As well, Corrections Canada will hire 165 new special security officers and administrators over the next five years.
A possible pitfall with heightened anti-drug measures for prison visitors is that innocent people can be wrongfully denied entry. Corrections officers acknowledge that their detecting machines can pick up traces of narcotics on people who have never handled or done drugs. The traces come from paper money in circulation, which sometimes is used to snort cocaine.
The new measures aim to fulfil the recommendations of an independent panel that reported last December on ways to reform the federal prison system, Day said.

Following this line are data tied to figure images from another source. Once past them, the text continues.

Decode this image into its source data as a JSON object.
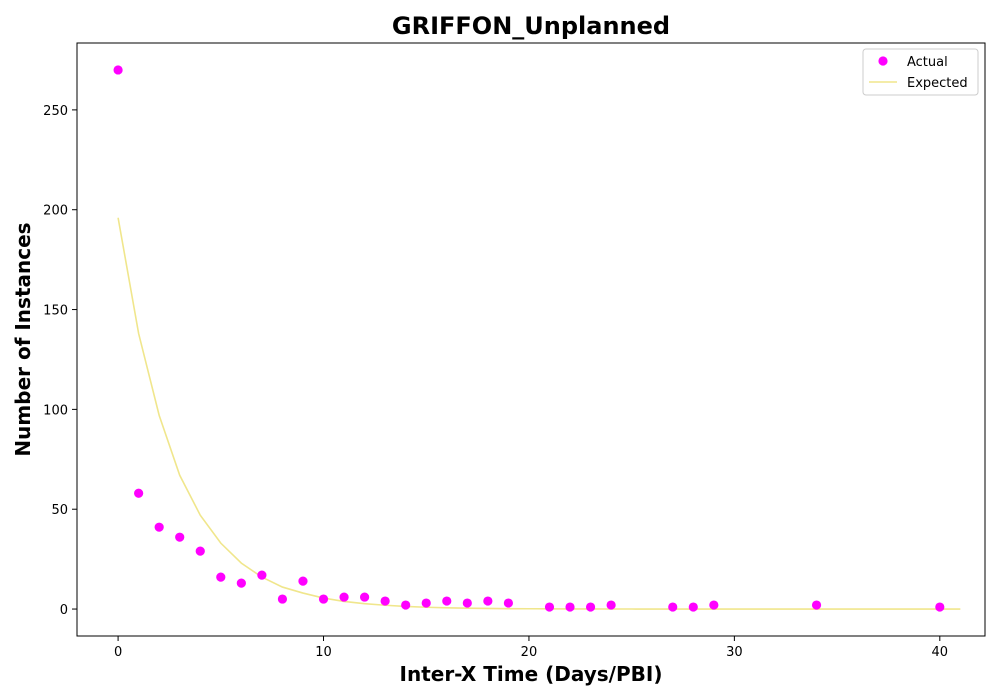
{
  "chart_data": {
    "type": "scatter",
    "title": "GRIFFON_Unplanned",
    "xlabel": "Inter-X Time (Days/PBI)",
    "ylabel": "Number of Instances",
    "xlim": [
      -2,
      42.2
    ],
    "ylim": [
      -13.5,
      283.5
    ],
    "xticks": [
      0,
      10,
      20,
      30,
      40
    ],
    "yticks": [
      0,
      50,
      100,
      150,
      200,
      250
    ],
    "grid": false,
    "legend_position": "top-right",
    "series": [
      {
        "name": "Actual",
        "kind": "scatter",
        "color": "#ff00ff",
        "points": [
          [
            0,
            270
          ],
          [
            1,
            58
          ],
          [
            2,
            41
          ],
          [
            3,
            36
          ],
          [
            4,
            29
          ],
          [
            5,
            16
          ],
          [
            6,
            13
          ],
          [
            7,
            17
          ],
          [
            8,
            5
          ],
          [
            9,
            14
          ],
          [
            10,
            5
          ],
          [
            11,
            6
          ],
          [
            12,
            6
          ],
          [
            13,
            4
          ],
          [
            14,
            2
          ],
          [
            15,
            3
          ],
          [
            16,
            4
          ],
          [
            17,
            3
          ],
          [
            18,
            4
          ],
          [
            19,
            3
          ],
          [
            21,
            1
          ],
          [
            22,
            1
          ],
          [
            23,
            1
          ],
          [
            24,
            2
          ],
          [
            27,
            1
          ],
          [
            28,
            1
          ],
          [
            29,
            2
          ],
          [
            34,
            2
          ],
          [
            40,
            1
          ]
        ]
      },
      {
        "name": "Expected",
        "kind": "line",
        "color": "#f0e68c",
        "points": [
          [
            0,
            196
          ],
          [
            1,
            138
          ],
          [
            2,
            97
          ],
          [
            3,
            67
          ],
          [
            4,
            47
          ],
          [
            5,
            33
          ],
          [
            6,
            23
          ],
          [
            7,
            16
          ],
          [
            8,
            11
          ],
          [
            9,
            8
          ],
          [
            10,
            5.5
          ],
          [
            11,
            3.8
          ],
          [
            12,
            2.7
          ],
          [
            13,
            1.9
          ],
          [
            14,
            1.3
          ],
          [
            15,
            0.9
          ],
          [
            16,
            0.6
          ],
          [
            17,
            0.45
          ],
          [
            18,
            0.3
          ],
          [
            19,
            0.2
          ],
          [
            20,
            0.15
          ],
          [
            21,
            0.1
          ],
          [
            22,
            0.07
          ],
          [
            23,
            0.05
          ],
          [
            24,
            0.03
          ],
          [
            25,
            0.02
          ],
          [
            26,
            0.01
          ],
          [
            27,
            0
          ],
          [
            28,
            0
          ],
          [
            29,
            0
          ],
          [
            30,
            0
          ],
          [
            31,
            0
          ],
          [
            32,
            0
          ],
          [
            33,
            0
          ],
          [
            34,
            0
          ],
          [
            35,
            0
          ],
          [
            36,
            0
          ],
          [
            37,
            0
          ],
          [
            38,
            0
          ],
          [
            39,
            0
          ],
          [
            40,
            0
          ],
          [
            41,
            0
          ]
        ]
      }
    ]
  }
}
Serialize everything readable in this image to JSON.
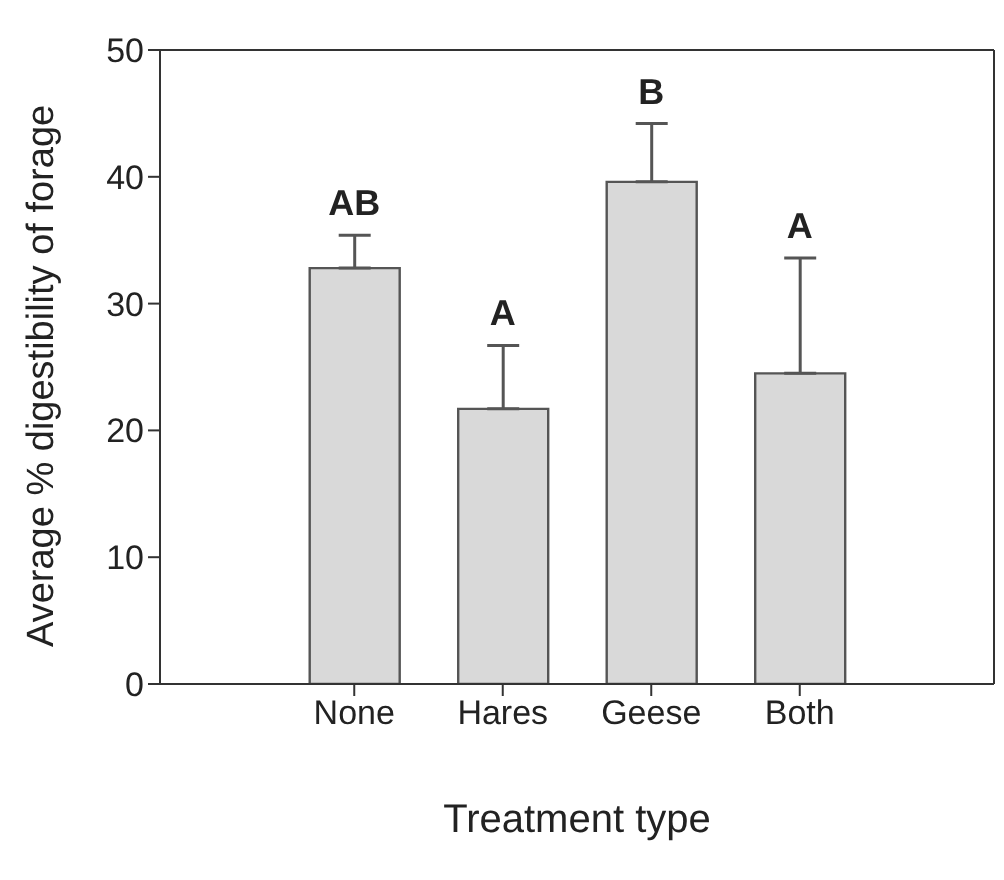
{
  "chart_data": {
    "type": "bar",
    "xlabel": "Treatment type",
    "ylabel": "Average % digestibility of forage",
    "categories": [
      "None",
      "Hares",
      "Geese",
      "Both"
    ],
    "values": [
      32.8,
      21.7,
      39.6,
      24.5
    ],
    "errors": [
      [
        32.8,
        35.4
      ],
      [
        21.7,
        26.7
      ],
      [
        39.6,
        44.2
      ],
      [
        24.5,
        33.6
      ]
    ],
    "color": "#d9d9d9",
    "ylim": [
      0,
      50
    ],
    "yticks": [
      0,
      10,
      20,
      30,
      40,
      50
    ],
    "grid": false,
    "legend": false,
    "annotations": [
      "AB",
      "A",
      "B",
      "A"
    ]
  }
}
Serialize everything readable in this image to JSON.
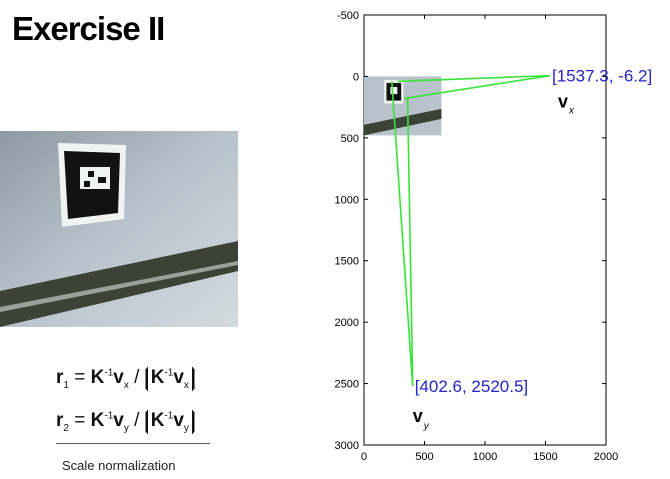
{
  "slide": {
    "title": "Exercise II",
    "formula_1": {
      "lhs": "r",
      "lhs_sub": "1",
      "k": "K",
      "k_sup": "-1",
      "v": "v",
      "v_sub": "x"
    },
    "formula_2": {
      "lhs": "r",
      "lhs_sub": "2",
      "k": "K",
      "k_sup": "-1",
      "v": "v",
      "v_sub": "y"
    },
    "caption": "Scale normalization"
  },
  "chart_data": {
    "type": "line",
    "xlim": [
      0,
      2000
    ],
    "ylim": [
      -500,
      3000
    ],
    "y_reversed": true,
    "x_ticks": [
      "0",
      "500",
      "1000",
      "1500",
      "2000"
    ],
    "y_ticks": [
      "-500",
      "0",
      "500",
      "1000",
      "1500",
      "2000",
      "2500",
      "3000"
    ],
    "image_extent": {
      "x": [
        0,
        640
      ],
      "y": [
        0,
        480
      ]
    },
    "points": [
      {
        "label": "[1537.3, -6.2]",
        "name": "v",
        "sub": "x",
        "x": 1537.3,
        "y": -6.2
      },
      {
        "label": "[402.6, 2520.5]",
        "name": "v",
        "sub": "y",
        "x": 402.6,
        "y": 2520.5
      }
    ],
    "lines_to_vx": [
      {
        "from": [
          280,
          40
        ],
        "to": [
          1537.3,
          -6.2
        ]
      },
      {
        "from": [
          330,
          180
        ],
        "to": [
          1537.3,
          -6.2
        ]
      }
    ],
    "lines_to_vy": [
      {
        "from": [
          230,
          40
        ],
        "to": [
          402.6,
          2520.5
        ]
      },
      {
        "from": [
          360,
          180
        ],
        "to": [
          402.6,
          2520.5
        ]
      }
    ],
    "colors": {
      "lines": "#39e339",
      "labels": "#2424c8",
      "axis": "#000000"
    }
  }
}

The panel highlighted five key areas of concern, including eliminating drugs from Canada's 58 federal prisons. It said about 80 per cent of inmates arrive at prison with a drug problem.
Media reports over the last year have highlighted prison violence related to drug wars, as well as inmate overdose deaths.
The Vancouver Sun newspaper reported earlier this year that smugglers were using kids and even infants to get drugs into prisons. Last year, a dog at a Quebec prison sniffed out a woman and her six-week-old baby who were visiting an incarcerated gang member. Police found 32 grams of heroin on the child.